An interesting aspect of the chemistry of nitrite is the possibility for this compound to interact with other environmental factors and many oxidising species, which results in the oxidation of nitrite to nitrogen dioxide. This is a potentially interesting process that can lead to the formation of nitroaromatic compounds in the environment. In previous papers we have shown that nitrite can interact with dissolved Fe(III) and nitrate under irradiation, Fenton and heterogeneous photo-Fenton reagents, and semiconductor oxides such as TiO2, α-Fe2O3, and β-FeOOH under irradiation.
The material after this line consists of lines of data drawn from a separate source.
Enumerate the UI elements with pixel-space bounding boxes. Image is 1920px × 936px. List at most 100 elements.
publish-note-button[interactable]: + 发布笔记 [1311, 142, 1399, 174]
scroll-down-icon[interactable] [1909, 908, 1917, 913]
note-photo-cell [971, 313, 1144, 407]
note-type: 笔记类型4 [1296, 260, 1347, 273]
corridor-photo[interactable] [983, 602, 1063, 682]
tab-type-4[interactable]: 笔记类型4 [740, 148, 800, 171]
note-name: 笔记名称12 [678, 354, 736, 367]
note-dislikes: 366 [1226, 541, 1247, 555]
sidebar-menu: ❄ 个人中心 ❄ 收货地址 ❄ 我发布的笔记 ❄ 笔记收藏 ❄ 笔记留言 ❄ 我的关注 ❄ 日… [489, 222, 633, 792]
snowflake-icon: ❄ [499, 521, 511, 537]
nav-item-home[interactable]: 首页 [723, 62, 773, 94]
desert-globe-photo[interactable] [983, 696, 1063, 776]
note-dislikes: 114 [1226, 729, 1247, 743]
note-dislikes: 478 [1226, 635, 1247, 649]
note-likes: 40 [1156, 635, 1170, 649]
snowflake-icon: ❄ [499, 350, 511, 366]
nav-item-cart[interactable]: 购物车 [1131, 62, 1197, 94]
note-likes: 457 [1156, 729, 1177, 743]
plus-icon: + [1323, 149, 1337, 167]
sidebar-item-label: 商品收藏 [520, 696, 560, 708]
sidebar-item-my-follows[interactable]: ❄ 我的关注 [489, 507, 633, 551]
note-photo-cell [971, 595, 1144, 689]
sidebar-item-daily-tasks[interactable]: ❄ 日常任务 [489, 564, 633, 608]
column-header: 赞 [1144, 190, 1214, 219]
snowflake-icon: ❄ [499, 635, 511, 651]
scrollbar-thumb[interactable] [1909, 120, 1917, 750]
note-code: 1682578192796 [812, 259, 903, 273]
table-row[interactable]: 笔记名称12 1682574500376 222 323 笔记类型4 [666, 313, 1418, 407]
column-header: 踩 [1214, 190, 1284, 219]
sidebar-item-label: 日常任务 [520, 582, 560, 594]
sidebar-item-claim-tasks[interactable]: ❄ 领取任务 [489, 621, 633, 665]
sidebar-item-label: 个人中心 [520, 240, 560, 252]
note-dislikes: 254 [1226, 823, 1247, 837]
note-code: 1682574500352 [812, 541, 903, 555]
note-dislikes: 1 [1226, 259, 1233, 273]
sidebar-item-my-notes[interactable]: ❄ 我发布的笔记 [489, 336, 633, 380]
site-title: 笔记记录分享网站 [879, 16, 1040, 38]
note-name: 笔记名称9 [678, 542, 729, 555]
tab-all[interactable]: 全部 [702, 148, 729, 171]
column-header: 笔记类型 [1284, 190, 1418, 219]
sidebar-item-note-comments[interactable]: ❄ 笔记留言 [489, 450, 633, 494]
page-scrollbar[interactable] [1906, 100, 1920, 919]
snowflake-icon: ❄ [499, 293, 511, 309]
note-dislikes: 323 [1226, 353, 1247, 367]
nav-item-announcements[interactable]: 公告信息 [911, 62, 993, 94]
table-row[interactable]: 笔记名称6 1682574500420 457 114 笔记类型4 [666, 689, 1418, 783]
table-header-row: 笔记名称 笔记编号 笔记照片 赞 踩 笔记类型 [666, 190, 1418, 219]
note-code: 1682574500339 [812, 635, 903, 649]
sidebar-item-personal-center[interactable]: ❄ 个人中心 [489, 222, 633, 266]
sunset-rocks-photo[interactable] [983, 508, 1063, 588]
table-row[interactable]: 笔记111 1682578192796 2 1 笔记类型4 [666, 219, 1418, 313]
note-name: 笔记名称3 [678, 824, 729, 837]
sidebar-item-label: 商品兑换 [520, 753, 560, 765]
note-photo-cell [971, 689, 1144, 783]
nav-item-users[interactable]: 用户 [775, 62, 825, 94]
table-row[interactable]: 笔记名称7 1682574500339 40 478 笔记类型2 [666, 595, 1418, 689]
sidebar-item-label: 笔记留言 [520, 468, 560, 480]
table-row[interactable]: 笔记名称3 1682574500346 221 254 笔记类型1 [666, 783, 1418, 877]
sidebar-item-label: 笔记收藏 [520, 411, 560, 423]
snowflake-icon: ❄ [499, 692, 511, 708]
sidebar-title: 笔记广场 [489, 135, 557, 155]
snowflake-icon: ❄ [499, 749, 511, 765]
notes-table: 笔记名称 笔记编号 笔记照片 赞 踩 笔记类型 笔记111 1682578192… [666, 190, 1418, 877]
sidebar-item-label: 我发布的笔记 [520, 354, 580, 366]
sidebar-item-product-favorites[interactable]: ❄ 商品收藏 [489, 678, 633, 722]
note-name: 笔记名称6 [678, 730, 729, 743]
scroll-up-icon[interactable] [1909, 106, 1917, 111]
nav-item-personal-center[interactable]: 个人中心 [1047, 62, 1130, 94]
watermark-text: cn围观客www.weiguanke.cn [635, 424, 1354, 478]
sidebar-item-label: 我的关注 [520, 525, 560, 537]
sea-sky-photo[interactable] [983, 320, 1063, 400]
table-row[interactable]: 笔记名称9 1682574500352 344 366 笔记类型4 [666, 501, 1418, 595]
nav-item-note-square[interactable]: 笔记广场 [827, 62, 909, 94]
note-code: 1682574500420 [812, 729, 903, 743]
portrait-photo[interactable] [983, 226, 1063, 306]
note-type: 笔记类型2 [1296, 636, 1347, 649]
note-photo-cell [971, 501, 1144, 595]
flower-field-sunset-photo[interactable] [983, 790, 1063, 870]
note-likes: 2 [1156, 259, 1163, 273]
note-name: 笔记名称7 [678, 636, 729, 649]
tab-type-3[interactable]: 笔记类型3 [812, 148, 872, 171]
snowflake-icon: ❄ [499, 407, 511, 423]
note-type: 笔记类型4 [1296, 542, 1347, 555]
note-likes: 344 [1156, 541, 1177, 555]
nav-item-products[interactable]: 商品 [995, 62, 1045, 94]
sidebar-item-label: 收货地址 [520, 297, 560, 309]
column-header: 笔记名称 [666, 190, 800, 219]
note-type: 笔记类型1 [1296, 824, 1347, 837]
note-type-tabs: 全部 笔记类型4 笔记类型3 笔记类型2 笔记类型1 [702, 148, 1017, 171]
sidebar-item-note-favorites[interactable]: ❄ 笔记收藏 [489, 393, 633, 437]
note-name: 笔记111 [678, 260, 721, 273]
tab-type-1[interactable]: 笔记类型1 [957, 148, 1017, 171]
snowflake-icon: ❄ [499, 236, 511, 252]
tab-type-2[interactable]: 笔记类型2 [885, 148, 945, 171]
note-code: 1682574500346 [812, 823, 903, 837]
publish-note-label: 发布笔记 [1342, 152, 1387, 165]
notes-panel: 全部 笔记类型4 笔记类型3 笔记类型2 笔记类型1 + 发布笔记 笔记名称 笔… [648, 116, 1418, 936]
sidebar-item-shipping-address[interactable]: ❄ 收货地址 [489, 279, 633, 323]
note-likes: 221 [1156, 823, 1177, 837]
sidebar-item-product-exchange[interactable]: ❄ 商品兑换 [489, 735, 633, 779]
This paper reports on the interaction between nitrite/nitrous acid and the Mn(III,IV) (hydr)oxides β-MnO2 and γ-MnOOH, both in neutral solution under irradiation and in acidic conditions in the dark. β-MnO2 and γ-MnOOH originate from the oxidation of Mn(II) and play a key role in the redox cycling of manganese in the environment. These Mn(III,IV) (hydr)oxides show some photocatalytic activity, and they can act as thermal oxidants at acidic pH. The photoinduced oxidation of nitrite and the thermal oxidation of nitrous acid by Mn(III,IV) (hydr)oxides yield nitrogen dioxide and lead to the formation of nitrophenols in the presence of phenol. These processes can take place at the water–sediment or water–colloid interface in natural waters and on the surface of atmospheric particulate. Furthermore, the phenol/γ-MnOOH/HNO2 system in dark acidic solution is an interesting model due to the formation of phenoxyl radical upon phenol monoelectronic oxidation by γ-MnOOH. The kinetics of nitrophenol generation under such conditions indicates that phenol nitration is unlikely to take place upon reaction between phenoxyl and √NO2 and suggests a solution to a literature debate on the subject.